First of all, it insults people. When someone has an average or above-average intelligence, they may feel angry, frustrated, or hurt when people talk to them differently or when people talk about them as if they are not in the room. The latter can even spark behavioral problems, and it’s no wonder.
Second of all, it locks up potential. Consider how many scientists or writers could slip through our world—a tragedy that may take off with an incorrect assumption about cognitive ability. The world could benefit from these people’s insights and wisdom; yet we may never realize it because they’re locked away in a mind we don’t think can hold such treasures.
What can we do to avoid this tragedy?
As the authors of one case study stated, we should make “the least dangerous assumption,” which “suggests that when there is no absolute evidence [of cognitive ability], it is essential to make the safest and most respectful assumption that would be least dangerous to the individual if proven to be false.”

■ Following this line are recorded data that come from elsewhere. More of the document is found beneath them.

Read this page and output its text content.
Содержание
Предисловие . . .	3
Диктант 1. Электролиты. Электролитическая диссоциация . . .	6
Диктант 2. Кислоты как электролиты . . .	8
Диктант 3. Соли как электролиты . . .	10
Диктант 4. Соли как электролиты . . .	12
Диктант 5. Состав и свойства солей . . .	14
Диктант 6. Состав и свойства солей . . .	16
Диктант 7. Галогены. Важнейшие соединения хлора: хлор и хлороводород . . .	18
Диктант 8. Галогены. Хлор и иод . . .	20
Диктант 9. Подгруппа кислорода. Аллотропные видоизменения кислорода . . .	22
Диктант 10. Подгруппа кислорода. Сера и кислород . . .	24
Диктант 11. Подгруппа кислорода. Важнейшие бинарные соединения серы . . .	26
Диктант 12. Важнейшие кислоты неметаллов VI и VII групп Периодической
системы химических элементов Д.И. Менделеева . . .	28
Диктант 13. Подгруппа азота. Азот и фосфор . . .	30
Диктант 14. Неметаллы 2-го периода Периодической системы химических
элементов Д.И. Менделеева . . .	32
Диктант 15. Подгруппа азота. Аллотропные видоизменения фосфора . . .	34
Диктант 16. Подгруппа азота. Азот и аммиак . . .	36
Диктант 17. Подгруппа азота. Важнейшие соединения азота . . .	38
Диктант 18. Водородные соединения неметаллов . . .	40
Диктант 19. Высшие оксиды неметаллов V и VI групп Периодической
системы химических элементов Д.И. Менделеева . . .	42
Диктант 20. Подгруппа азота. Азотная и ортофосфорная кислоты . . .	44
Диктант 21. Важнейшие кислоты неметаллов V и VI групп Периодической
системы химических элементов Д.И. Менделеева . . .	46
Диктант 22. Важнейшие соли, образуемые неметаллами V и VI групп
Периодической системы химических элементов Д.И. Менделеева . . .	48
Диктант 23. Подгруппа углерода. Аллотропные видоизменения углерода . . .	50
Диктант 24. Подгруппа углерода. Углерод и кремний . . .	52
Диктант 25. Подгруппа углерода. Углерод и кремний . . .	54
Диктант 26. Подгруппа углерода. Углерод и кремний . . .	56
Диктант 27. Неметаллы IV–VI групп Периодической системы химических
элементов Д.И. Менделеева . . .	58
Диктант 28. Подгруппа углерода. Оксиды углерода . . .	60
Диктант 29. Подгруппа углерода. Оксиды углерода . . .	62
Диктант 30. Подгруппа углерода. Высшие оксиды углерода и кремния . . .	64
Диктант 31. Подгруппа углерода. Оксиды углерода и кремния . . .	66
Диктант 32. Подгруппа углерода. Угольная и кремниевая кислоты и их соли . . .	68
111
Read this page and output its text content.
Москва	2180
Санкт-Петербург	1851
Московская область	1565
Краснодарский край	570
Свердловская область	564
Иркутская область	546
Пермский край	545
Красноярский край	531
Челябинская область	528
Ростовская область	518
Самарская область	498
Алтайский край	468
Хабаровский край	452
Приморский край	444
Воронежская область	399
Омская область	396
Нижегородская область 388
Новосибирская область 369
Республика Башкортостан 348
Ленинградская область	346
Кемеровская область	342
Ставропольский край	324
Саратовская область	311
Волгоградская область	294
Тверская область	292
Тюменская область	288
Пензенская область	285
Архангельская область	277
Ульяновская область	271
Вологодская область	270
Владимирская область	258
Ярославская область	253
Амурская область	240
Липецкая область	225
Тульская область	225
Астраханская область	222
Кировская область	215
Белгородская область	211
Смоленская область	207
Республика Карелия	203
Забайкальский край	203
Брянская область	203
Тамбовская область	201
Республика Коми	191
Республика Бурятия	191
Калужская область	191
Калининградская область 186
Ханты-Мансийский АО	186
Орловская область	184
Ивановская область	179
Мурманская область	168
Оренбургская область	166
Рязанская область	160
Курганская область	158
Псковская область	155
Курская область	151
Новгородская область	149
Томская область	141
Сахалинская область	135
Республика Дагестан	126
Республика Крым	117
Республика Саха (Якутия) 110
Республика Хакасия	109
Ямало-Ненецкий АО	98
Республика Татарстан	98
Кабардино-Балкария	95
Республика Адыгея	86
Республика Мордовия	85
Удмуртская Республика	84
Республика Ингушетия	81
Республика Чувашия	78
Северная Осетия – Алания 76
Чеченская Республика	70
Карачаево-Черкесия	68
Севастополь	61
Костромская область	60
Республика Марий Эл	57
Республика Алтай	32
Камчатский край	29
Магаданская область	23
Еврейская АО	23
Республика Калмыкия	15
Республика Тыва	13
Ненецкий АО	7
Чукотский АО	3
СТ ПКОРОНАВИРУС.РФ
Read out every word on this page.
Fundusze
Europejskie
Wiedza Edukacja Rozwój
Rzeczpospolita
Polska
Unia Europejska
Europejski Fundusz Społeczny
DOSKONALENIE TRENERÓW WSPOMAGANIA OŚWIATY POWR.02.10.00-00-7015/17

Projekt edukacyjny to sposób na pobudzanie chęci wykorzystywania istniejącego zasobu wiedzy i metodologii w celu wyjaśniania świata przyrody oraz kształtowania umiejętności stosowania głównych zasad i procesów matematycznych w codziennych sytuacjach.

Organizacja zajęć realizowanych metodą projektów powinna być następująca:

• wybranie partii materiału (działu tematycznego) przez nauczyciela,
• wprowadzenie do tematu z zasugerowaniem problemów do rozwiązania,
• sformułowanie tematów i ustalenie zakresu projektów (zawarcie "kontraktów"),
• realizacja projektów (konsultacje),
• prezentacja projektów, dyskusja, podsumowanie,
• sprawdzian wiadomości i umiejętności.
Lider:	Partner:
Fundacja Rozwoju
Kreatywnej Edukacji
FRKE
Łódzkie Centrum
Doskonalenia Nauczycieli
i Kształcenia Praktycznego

Soma Mukhopadhyah, the inventor of RPM, did just that with Tito, her nonverbal son. She taught him a lot, either by reading extensively to him, talking directly to him, or exposing him to interesting places. She assumed he was smart, and she was right; Tito is now a published writer.
And that kind of treatment is what those like Reyes probably want, too. As he succinctly wrote in another article: “To help me best, please see me as an equal human being as you. That means treat me the way you want to be treated.”